The only other example I find is marked to Phillips & Co but attributed to Pillin (Matt Easton) and is also a patent Solid Hilt. 

I wonder did Pillin use different proof slugs for different quality swords a la Wilkinson or did they change when Pillin senior died. 

I've trawled through the many threads on full tang and Patent Hilts on the forum and while they are an excellent resource, it's a pity that lot of the images uploaded are no longer supported. 

I do note some other similarities to Pillin examples such as a the floral motifs around the interlocked triangles and a similar vertical lines motif at the base of the ricasso.

Its a slight shame the blade is not marked as a Patent Solid Hilt but overall the sword remains in excellent condition. 

I note that the stoppered fuller seems to be unique among full tang swords to this manufacturer, with all other pre '92 blade examples from Wilkinson and Reeves having an unstoppered fuller. Is that everyone else experience?



the material used in the grip is I assume from previous threads is Gutta Percha.





The chequering on the pommel, back strap and grip is very fresh and; I can't belive the sword has been handled much. 



The existence of the HAC, light Cavalry dates between 1861 and 1890 and from the look and feel of the sword my gut says late 80's.

Unfortunately as I don't know which iteration of Pillin is the manufacturer I can't narrow it further that way.
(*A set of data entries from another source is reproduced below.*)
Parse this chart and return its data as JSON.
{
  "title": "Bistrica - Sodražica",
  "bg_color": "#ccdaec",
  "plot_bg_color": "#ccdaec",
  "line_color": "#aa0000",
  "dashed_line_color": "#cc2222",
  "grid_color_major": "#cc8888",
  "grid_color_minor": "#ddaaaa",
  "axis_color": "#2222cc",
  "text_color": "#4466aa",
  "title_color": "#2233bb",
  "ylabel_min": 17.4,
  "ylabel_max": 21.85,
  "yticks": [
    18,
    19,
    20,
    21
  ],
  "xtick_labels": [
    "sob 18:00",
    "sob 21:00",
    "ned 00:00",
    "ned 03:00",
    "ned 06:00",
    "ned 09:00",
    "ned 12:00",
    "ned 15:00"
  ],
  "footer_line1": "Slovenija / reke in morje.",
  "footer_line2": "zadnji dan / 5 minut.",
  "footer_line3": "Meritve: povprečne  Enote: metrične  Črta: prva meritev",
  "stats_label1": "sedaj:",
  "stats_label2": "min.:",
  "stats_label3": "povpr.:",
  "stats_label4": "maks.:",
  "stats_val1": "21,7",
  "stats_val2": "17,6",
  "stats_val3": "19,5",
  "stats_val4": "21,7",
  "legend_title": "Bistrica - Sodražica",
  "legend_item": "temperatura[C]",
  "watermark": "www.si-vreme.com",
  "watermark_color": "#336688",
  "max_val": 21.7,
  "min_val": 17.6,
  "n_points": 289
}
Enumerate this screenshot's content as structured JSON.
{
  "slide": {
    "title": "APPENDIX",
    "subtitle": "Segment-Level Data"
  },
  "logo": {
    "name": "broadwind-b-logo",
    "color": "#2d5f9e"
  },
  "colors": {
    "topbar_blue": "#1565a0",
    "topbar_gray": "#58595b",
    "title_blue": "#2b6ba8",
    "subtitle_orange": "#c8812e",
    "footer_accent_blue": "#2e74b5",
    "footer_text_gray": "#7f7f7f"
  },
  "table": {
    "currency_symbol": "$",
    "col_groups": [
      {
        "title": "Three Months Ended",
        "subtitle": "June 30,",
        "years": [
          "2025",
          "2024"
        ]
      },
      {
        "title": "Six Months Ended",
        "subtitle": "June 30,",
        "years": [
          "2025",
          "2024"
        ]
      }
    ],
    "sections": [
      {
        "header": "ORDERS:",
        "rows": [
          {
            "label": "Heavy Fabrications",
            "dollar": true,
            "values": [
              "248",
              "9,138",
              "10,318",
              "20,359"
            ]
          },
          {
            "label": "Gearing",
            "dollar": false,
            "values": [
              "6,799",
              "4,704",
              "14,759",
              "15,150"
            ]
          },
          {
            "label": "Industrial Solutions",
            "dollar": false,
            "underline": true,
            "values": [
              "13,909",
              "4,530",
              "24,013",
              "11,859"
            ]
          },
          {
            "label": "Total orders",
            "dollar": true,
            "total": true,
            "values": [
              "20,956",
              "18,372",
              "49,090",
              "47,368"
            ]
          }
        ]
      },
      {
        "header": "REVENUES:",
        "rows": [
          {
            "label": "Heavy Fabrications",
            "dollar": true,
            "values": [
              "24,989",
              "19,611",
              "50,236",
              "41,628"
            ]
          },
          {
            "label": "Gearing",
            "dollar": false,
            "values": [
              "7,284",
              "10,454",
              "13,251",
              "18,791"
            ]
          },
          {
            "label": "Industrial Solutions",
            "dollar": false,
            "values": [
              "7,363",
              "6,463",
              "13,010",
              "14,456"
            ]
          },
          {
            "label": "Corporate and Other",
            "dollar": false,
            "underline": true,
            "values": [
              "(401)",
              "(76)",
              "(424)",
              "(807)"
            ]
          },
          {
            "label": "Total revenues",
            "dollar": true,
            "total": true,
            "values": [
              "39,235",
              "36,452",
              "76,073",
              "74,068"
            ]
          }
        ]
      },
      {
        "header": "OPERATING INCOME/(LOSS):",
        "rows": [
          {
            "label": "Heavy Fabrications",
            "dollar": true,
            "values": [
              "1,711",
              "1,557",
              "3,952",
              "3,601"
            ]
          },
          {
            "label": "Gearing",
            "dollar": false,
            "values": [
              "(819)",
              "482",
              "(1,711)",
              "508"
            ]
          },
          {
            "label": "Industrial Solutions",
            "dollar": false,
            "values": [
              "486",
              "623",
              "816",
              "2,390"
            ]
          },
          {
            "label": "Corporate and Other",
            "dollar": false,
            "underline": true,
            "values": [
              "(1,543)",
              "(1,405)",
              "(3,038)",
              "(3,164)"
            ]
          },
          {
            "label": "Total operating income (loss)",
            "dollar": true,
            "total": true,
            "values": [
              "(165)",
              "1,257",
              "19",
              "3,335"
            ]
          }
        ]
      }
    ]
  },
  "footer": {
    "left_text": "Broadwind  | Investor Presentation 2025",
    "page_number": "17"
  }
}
Fortunately the sword is also marked with the owners initials.  I'm aware of the Cardew-Rendle Roll of HAC members.  Is this my only means of pinning my chap down?

----------


## Will Mathieson

I can't get the photo links to come up.

----------


## james.elstob

Any better now?

----------


## Will Mathieson

PERFECT!   Very good example, I know Reeves made for retailers and rarely marked their own swords. Pillin also a good maker, does the proof disc match exactly? 
I would think a patent hilt made by Pillin to be scarce compared a Wilkinson or Reeves.
The pommel/backstrap completely checkered is a great addition.  Does the sword have a scabbard?

----------


## james.elstob

Yes Will the proof slug exactly matches both the Old Swords item and the sword sold by Matt, as far as I can tell.

It does differ from other examples of slugs with Proved over P which I find have a single dot under the P and no frilled edge.  I think the P is also positioned differently.  Very clearly two distinct stamps. 
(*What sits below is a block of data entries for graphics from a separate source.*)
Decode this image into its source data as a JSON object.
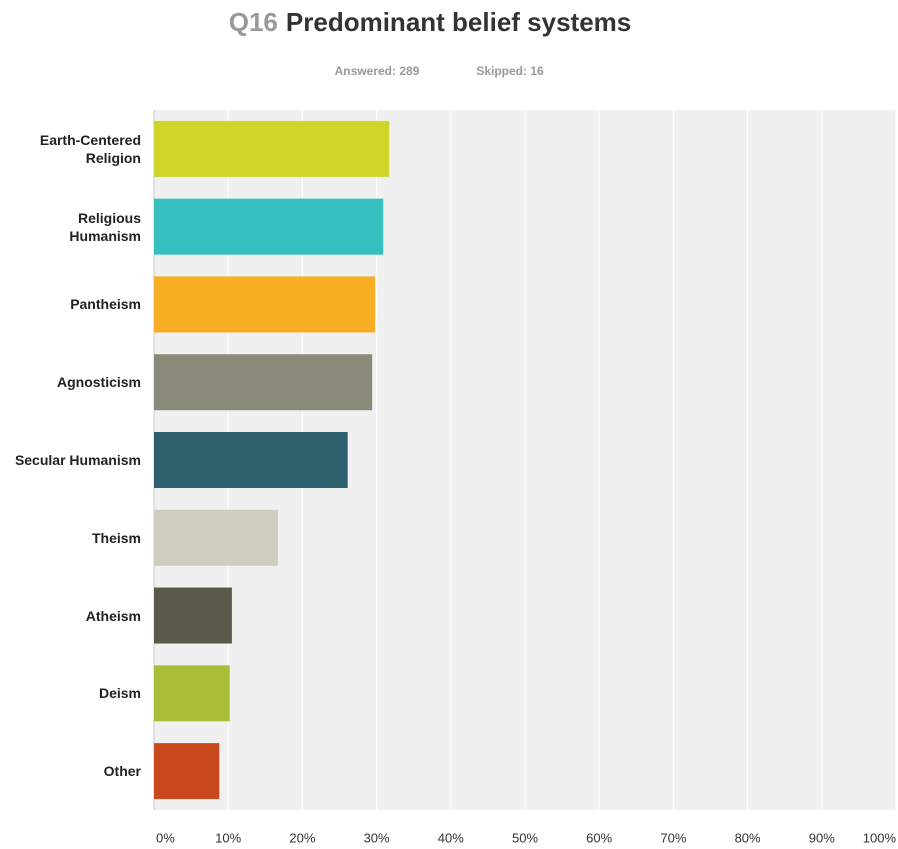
{
  "chart_data": {
    "type": "bar",
    "orientation": "horizontal",
    "question_number": "Q16",
    "title": "Predominant belief systems",
    "answered": "Answered: 289",
    "skipped": "Skipped: 16",
    "categories": [
      "Earth-Centered Religion",
      "Religious Humanism",
      "Pantheism",
      "Agnosticism",
      "Secular Humanism",
      "Theism",
      "Atheism",
      "Deism",
      "Other"
    ],
    "values": [
      31.7,
      30.9,
      29.8,
      29.4,
      26.1,
      16.7,
      10.5,
      10.2,
      8.8
    ],
    "colors": [
      "#d0d52a",
      "#35bfbf",
      "#f7ae22",
      "#898a7a",
      "#2e5f6c",
      "#cfcdc0",
      "#5b5a4a",
      "#a9bd38",
      "#c9491e"
    ],
    "xlim": [
      0,
      100
    ],
    "xticks": [
      {
        "value": 0,
        "label": "0%"
      },
      {
        "value": 10,
        "label": "10%"
      },
      {
        "value": 20,
        "label": "20%"
      },
      {
        "value": 30,
        "label": "30%"
      },
      {
        "value": 40,
        "label": "40%"
      },
      {
        "value": 50,
        "label": "50%"
      },
      {
        "value": 60,
        "label": "60%"
      },
      {
        "value": 70,
        "label": "70%"
      },
      {
        "value": 80,
        "label": "80%"
      },
      {
        "value": 90,
        "label": "90%"
      },
      {
        "value": 100,
        "label": "100%"
      }
    ],
    "grid": true
  }
}
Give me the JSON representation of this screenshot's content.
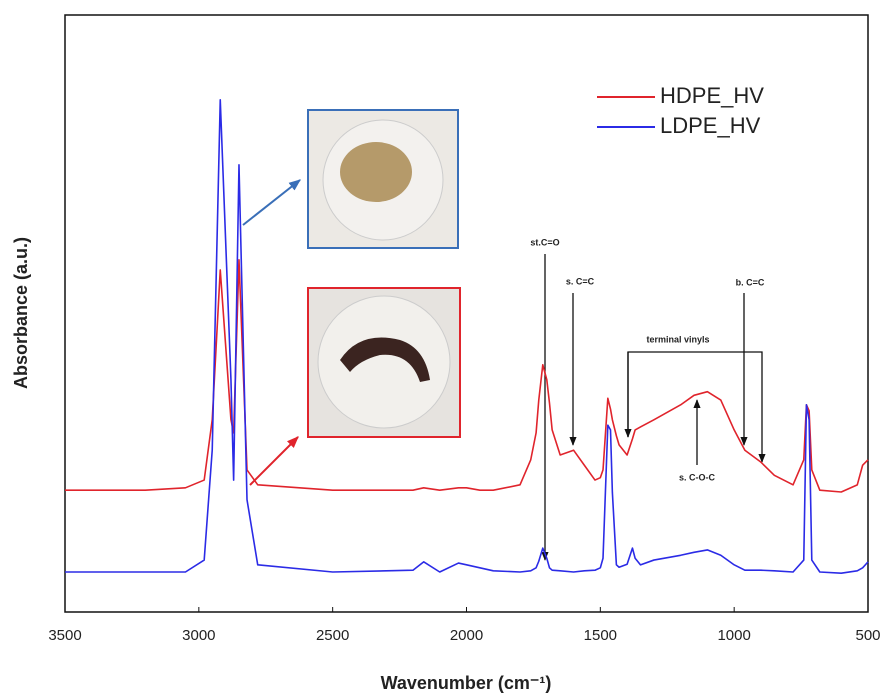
{
  "chart_data": {
    "type": "line",
    "xlabel": "Wavenumber (cm⁻¹)",
    "ylabel": "Absorbance (a.u.)",
    "xlim": [
      3500,
      500
    ],
    "ylim": [
      0,
      100
    ],
    "xticks": [
      3500,
      3000,
      2500,
      2000,
      1500,
      1000,
      500
    ],
    "legend": "upper right",
    "x": [
      3500,
      3200,
      3050,
      2980,
      2950,
      2920,
      2880,
      2870,
      2850,
      2820,
      2780,
      2500,
      2200,
      2160,
      2100,
      2030,
      2000,
      1950,
      1900,
      1800,
      1760,
      1740,
      1730,
      1715,
      1700,
      1690,
      1680,
      1650,
      1600,
      1560,
      1520,
      1500,
      1490,
      1472,
      1462,
      1455,
      1440,
      1430,
      1400,
      1380,
      1370,
      1350,
      1300,
      1200,
      1150,
      1100,
      1050,
      1000,
      960,
      900,
      850,
      780,
      740,
      730,
      720,
      710,
      680,
      600,
      540,
      520,
      500
    ],
    "series": [
      {
        "name": "HDPE_HV",
        "color": "#e0242c",
        "values": [
          20.4,
          20.4,
          20.8,
          22.1,
          32.2,
          57.3,
          32.2,
          30.0,
          59.0,
          23.8,
          21.3,
          20.4,
          20.4,
          20.8,
          20.4,
          20.8,
          20.8,
          20.4,
          20.4,
          21.3,
          25.5,
          30.0,
          35.5,
          41.4,
          38.9,
          35.0,
          30.5,
          26.3,
          27.1,
          24.6,
          22.1,
          22.5,
          23.8,
          35.8,
          34.0,
          32.2,
          29.5,
          28.0,
          26.3,
          29.0,
          30.5,
          31.0,
          32.2,
          34.7,
          36.3,
          36.9,
          35.5,
          30.5,
          27.1,
          25.1,
          22.9,
          21.3,
          25.5,
          34.7,
          33.7,
          23.8,
          20.4,
          20.1,
          21.3,
          24.6,
          25.5
        ]
      },
      {
        "name": "LDPE_HV",
        "color": "#2b2be6",
        "values": [
          6.7,
          6.7,
          6.7,
          8.7,
          27.1,
          85.8,
          38.9,
          22.1,
          74.9,
          18.8,
          7.9,
          6.7,
          7.0,
          8.4,
          6.7,
          8.2,
          7.9,
          7.4,
          6.9,
          6.7,
          6.9,
          7.4,
          8.5,
          10.7,
          9.0,
          7.4,
          7.0,
          6.9,
          6.7,
          6.9,
          7.0,
          7.4,
          9.0,
          31.3,
          30.5,
          20.0,
          7.9,
          7.5,
          8.0,
          10.7,
          9.0,
          7.9,
          8.7,
          9.5,
          10.0,
          10.4,
          9.5,
          7.9,
          7.0,
          7.0,
          6.9,
          6.7,
          8.7,
          34.7,
          32.2,
          8.7,
          6.7,
          6.5,
          6.9,
          7.4,
          8.4
        ]
      }
    ],
    "annotations": [
      "st.C=O",
      "s. C=C",
      "terminal vinyls",
      "b. C=C",
      "s. C-O-C"
    ]
  }
}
Although mine and Matt's examples are both patent Solid tang using the same proof slug they differ in many ways.  His sword has an earlier look to it.

Matt, would you mind if I posted a link to it here or possibly an image for a comparison? 

It does have a scabbard, but there is something which makes me suspect it is not original.  I will post an image later.

----------


## M Forde

Superb! I am yet to find a patent solid tang.

----------


## james.elstob

> Does the sword have a scabbard?




Here is the scabbard.  It fits perfectly but the reason I thought that it might not be original was the number stamped on the drag which would be out off place on a private purchase sword.



There may be etching on the scabbard but I can't tell if I'm seeing things. I will try cleaning it up. 




I'm seeing a large P and possibly a floral motif.

----------


## Will Mathieson

British didn't mark trooper scabbards on the drag. It could be the officer wanted some sort of marking for his regiment, 21st Lancers. 
Gives you a starting place to look for him.

----------


## JordanPL

Just for your interest James, there is a sword on a dealer's site made by Garden with the 'exact' same etching to the 'HAC' and 'LC'. Not sure if I am allowed to post the dealer's details?

----------


## Ben Bevan

Hi James, just found this proof mark in ‘May & Annis’ which seems to match yours with it’s wavy border and two dots either side of the ‘P’. ‘Southwick’ states that Charles Webb, royal gold and silver laceman, military embroiderers, sword cutlers etc is recorded in London from 1804 until 1895, unfortunately no mention of who supplied his blades. Sorry to strain your neck!

----------


## Ben Bevan

Further, with regard to Jordan’s reply, I think the ‘LC’ simply refers to Light Cavalry, or are there other initials you haven’t shown us James?

----------


## Will Mathieson

I would think the HAC is the officers initials and the LC the regiment.  Just because there is an Honorable Artillery Company does not rule out an officers initials of the same.

----------


## james.elstob

> Further, with regard to Jordan’s reply, I think the ‘LC’ simply refers to Light Cavalry, or are there other initials you haven’t shown us James?


Yes there is another set of initials.  I've been caught  holding out!  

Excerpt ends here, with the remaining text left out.